When she returned to Mumbai, the reality of her eldest daughter Rekha suffering from cancer came as another challenge. In her last dying moments in 1993, Shashikala made her recite the Gayatri Mantra and the rosary. “Rekha’s last words coaxed by Shashikala were, ‘I forgive everyone, including you mother’. (Cineplot).”
After around spending nine years at Mother Teresa’s ashrams, Shashikala returned to the industry with the Shah Rukh Khan-starrer Baadshah, Karan Johar’s Kabhi Khushi Kabhie Gham, Jhankaar Beats, Mujhse Shaadi Karogi and Padmashree Laloo Prasad Yadav in (between 1999 -2005). She also did serials like Apnaapan, Dil Deke Dekho and Son Pari.

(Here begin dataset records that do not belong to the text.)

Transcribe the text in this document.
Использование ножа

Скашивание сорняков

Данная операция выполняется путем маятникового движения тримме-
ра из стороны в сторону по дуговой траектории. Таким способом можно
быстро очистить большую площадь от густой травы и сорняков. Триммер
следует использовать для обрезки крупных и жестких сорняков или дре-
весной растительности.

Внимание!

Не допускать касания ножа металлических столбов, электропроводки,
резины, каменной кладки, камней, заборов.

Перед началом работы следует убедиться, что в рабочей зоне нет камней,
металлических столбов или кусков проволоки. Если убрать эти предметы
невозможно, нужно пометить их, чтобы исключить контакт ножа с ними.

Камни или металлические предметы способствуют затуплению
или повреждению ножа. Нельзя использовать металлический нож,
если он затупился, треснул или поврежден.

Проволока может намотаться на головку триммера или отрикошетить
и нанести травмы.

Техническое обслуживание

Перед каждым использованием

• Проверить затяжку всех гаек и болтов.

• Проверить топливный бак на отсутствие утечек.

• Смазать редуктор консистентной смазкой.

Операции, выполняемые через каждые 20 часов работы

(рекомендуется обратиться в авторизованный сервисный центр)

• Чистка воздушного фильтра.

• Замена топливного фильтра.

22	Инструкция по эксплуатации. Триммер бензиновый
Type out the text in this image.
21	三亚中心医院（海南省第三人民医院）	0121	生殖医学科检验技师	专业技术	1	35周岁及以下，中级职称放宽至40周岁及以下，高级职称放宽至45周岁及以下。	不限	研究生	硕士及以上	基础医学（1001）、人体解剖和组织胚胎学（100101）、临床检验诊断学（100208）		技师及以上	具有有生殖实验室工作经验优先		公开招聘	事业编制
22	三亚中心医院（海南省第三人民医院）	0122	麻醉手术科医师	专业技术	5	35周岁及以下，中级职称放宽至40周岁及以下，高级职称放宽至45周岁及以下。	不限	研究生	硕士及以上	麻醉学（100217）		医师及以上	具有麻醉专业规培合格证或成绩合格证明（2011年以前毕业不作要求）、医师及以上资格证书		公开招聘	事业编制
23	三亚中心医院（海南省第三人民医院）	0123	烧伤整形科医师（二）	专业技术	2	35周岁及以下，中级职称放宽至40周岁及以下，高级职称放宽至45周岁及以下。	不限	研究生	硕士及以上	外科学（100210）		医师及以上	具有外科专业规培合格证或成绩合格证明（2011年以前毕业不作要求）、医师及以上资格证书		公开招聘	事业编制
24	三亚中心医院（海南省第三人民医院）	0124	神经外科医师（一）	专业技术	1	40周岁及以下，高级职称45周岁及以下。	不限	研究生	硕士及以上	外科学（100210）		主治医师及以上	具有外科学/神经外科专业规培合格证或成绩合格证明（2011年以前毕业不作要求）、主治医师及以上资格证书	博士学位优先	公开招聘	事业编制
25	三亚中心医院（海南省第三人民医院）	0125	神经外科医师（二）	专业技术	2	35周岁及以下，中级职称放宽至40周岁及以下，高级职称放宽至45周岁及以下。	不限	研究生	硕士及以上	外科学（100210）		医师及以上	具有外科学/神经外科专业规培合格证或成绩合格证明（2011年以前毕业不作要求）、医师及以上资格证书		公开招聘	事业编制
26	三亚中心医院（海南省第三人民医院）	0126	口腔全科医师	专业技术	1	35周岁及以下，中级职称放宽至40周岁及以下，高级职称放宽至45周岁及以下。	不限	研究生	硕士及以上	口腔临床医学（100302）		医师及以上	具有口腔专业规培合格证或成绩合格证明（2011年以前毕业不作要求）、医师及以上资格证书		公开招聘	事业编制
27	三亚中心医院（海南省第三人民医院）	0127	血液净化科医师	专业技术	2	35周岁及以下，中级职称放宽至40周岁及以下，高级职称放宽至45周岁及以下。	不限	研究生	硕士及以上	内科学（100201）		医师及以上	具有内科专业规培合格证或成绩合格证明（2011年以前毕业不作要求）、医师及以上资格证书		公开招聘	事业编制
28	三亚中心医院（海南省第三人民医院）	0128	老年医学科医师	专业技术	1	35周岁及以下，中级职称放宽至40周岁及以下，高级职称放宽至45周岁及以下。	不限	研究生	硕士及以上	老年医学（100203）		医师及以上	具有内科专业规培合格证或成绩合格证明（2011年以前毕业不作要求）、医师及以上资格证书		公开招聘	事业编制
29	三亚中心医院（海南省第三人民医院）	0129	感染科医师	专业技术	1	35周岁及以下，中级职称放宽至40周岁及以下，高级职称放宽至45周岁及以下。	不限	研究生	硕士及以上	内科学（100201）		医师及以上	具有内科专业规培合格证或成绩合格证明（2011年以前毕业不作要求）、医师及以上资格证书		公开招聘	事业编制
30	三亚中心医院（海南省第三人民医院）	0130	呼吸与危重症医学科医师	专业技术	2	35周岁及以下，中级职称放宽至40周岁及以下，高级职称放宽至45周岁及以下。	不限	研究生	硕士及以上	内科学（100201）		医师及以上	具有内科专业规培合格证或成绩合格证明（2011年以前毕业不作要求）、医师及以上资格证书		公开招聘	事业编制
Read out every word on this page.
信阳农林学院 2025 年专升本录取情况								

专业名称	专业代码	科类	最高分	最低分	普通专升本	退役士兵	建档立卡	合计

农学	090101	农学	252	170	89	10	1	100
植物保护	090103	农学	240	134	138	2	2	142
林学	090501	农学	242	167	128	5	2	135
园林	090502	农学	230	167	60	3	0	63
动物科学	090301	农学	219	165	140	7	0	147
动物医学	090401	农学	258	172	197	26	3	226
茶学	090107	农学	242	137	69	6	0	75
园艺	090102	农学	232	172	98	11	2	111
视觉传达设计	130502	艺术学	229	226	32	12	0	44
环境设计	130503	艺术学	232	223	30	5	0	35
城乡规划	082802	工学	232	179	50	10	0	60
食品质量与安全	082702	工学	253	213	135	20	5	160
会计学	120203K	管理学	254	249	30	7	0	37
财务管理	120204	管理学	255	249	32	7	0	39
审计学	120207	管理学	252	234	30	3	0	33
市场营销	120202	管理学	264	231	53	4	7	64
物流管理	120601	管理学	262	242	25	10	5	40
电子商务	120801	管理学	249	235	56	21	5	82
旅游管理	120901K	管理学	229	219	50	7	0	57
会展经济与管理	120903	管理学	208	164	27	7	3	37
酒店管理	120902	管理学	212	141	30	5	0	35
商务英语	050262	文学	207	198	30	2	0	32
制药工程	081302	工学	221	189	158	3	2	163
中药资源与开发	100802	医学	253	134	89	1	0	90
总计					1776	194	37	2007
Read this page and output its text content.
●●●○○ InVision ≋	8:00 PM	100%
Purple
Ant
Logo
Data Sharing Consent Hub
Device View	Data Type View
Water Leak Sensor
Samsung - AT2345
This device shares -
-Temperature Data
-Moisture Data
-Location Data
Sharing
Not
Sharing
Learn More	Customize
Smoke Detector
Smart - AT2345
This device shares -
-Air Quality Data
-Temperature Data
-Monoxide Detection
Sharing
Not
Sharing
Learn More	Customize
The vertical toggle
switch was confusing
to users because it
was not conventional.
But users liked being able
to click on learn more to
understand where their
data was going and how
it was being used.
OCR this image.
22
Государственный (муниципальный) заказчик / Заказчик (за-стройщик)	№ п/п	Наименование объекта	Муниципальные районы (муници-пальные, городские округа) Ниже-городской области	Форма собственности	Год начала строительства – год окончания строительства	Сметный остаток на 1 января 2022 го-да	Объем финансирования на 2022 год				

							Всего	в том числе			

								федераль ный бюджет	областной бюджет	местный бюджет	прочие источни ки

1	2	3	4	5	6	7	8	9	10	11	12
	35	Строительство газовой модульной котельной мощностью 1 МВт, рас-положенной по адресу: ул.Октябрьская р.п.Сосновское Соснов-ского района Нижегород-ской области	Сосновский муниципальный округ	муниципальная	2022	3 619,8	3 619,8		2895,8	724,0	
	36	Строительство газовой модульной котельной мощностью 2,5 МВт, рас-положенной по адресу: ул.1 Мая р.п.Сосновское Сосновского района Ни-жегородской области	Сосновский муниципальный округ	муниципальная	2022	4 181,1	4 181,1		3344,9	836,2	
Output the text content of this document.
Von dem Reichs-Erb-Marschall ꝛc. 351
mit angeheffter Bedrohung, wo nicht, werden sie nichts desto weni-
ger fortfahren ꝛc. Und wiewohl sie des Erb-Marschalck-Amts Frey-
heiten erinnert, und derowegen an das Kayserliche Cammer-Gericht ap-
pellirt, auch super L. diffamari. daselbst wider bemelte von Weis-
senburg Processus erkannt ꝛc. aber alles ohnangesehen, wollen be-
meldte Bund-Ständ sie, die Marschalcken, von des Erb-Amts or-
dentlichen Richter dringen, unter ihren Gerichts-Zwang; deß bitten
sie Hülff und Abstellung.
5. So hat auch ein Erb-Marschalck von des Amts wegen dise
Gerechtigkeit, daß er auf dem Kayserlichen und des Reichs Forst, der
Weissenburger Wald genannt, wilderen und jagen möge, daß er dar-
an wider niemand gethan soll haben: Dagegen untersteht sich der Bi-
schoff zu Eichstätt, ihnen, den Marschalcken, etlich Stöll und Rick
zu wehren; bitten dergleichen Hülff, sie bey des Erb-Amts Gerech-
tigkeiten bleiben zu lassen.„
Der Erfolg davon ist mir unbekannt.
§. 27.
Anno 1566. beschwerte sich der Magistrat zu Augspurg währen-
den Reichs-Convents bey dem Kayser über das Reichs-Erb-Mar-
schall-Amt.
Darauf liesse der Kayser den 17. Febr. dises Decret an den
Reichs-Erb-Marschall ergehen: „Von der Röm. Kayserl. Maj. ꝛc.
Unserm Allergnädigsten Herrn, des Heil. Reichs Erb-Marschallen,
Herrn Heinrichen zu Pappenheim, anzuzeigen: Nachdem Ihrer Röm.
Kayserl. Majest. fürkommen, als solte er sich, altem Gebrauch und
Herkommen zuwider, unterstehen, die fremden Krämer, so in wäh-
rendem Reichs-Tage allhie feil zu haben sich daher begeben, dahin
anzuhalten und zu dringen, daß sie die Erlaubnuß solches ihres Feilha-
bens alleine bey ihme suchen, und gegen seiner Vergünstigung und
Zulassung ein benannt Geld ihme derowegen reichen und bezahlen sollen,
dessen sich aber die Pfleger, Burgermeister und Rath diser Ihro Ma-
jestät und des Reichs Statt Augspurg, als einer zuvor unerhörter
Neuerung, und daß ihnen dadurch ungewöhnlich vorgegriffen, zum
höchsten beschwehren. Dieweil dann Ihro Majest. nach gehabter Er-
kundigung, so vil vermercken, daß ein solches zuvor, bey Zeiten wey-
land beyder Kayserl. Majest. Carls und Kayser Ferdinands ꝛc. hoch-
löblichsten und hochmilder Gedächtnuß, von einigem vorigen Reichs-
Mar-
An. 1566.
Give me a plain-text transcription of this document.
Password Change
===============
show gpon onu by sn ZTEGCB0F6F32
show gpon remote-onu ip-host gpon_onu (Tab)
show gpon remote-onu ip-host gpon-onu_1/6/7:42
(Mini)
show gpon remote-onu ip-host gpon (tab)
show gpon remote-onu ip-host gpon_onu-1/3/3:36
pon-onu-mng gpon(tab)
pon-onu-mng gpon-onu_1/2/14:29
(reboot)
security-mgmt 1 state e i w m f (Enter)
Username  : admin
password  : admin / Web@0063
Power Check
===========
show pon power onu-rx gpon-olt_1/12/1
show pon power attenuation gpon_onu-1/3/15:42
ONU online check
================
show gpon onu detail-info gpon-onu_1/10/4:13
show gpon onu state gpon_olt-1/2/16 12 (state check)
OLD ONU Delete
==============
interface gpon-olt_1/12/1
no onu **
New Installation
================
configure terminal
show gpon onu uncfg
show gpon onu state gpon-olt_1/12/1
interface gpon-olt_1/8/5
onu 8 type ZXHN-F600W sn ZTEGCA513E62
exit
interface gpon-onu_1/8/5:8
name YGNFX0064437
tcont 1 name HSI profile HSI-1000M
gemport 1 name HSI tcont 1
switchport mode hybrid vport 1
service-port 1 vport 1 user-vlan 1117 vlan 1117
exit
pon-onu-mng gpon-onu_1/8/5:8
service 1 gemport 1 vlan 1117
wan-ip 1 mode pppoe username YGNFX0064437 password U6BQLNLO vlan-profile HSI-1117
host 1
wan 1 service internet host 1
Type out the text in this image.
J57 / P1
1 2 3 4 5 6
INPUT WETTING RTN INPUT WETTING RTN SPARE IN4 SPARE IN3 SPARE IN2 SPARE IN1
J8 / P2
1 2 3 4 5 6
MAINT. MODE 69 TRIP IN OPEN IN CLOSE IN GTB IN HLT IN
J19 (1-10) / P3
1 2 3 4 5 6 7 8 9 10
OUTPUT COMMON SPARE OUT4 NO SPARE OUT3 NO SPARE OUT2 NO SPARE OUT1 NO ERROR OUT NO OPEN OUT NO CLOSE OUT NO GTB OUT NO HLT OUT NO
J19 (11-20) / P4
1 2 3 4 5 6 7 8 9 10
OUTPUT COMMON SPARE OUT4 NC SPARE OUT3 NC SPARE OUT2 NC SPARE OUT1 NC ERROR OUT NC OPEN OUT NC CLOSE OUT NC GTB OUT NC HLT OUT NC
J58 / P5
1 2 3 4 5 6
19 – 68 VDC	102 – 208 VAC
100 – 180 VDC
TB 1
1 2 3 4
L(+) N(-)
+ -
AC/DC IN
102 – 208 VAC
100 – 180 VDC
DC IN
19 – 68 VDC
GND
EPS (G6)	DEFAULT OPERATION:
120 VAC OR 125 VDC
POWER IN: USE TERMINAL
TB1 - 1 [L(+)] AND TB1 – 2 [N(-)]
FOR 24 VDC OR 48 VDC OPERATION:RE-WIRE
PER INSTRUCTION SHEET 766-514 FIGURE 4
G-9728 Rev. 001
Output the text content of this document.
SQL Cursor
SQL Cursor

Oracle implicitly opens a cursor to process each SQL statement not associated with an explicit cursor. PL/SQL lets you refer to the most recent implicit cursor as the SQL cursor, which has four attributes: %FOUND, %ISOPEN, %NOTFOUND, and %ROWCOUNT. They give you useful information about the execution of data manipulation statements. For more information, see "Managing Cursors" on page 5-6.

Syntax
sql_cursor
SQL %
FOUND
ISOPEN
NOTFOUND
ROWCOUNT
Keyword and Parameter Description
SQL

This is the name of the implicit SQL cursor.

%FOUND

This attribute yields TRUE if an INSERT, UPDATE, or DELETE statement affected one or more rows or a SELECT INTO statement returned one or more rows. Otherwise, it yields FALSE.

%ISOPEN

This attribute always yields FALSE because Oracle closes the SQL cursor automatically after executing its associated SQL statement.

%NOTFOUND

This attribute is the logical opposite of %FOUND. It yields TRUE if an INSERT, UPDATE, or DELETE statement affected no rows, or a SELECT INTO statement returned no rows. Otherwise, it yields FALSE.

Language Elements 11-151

“I washed out the sorrow of my deprived childhood, my untimely and heavy responsibilities, the loss of my parents and the guilt of my mistake — all in one blissful touch from the Mother,” the ‘reborn’ Shashikala told The Tribune.
She received the Padma Shri in 2007, the V. Shantaram Lifetime Achievement Award in 2009. When asked why she wasn’t penning an autobiography she told DNA, “Given what a brutally frank person I am I will not be able to withhold anything. And it will end up drawing a lot of blood.”
END ON EASTER
During her last years, she lived at Wodehouse Apartments in Colaba. She was a regular at the Cathedral of the Holy Name there. However, the pandemic prevented her from visiting the church, something that distressed her. On Easter 4 April 2021, Shashikala passed away peacefully at home in the presence of her granddaughter Soniya and her great-granddaughter Shanaya.
Reportedly, she had expressed her wish to donate her organs, which wasn’t possible because of the pandemic.
But a sublime funeral service was held for her, something which would not have been possible had her body being bequeathed.
This again was one of the many happenstances in her life.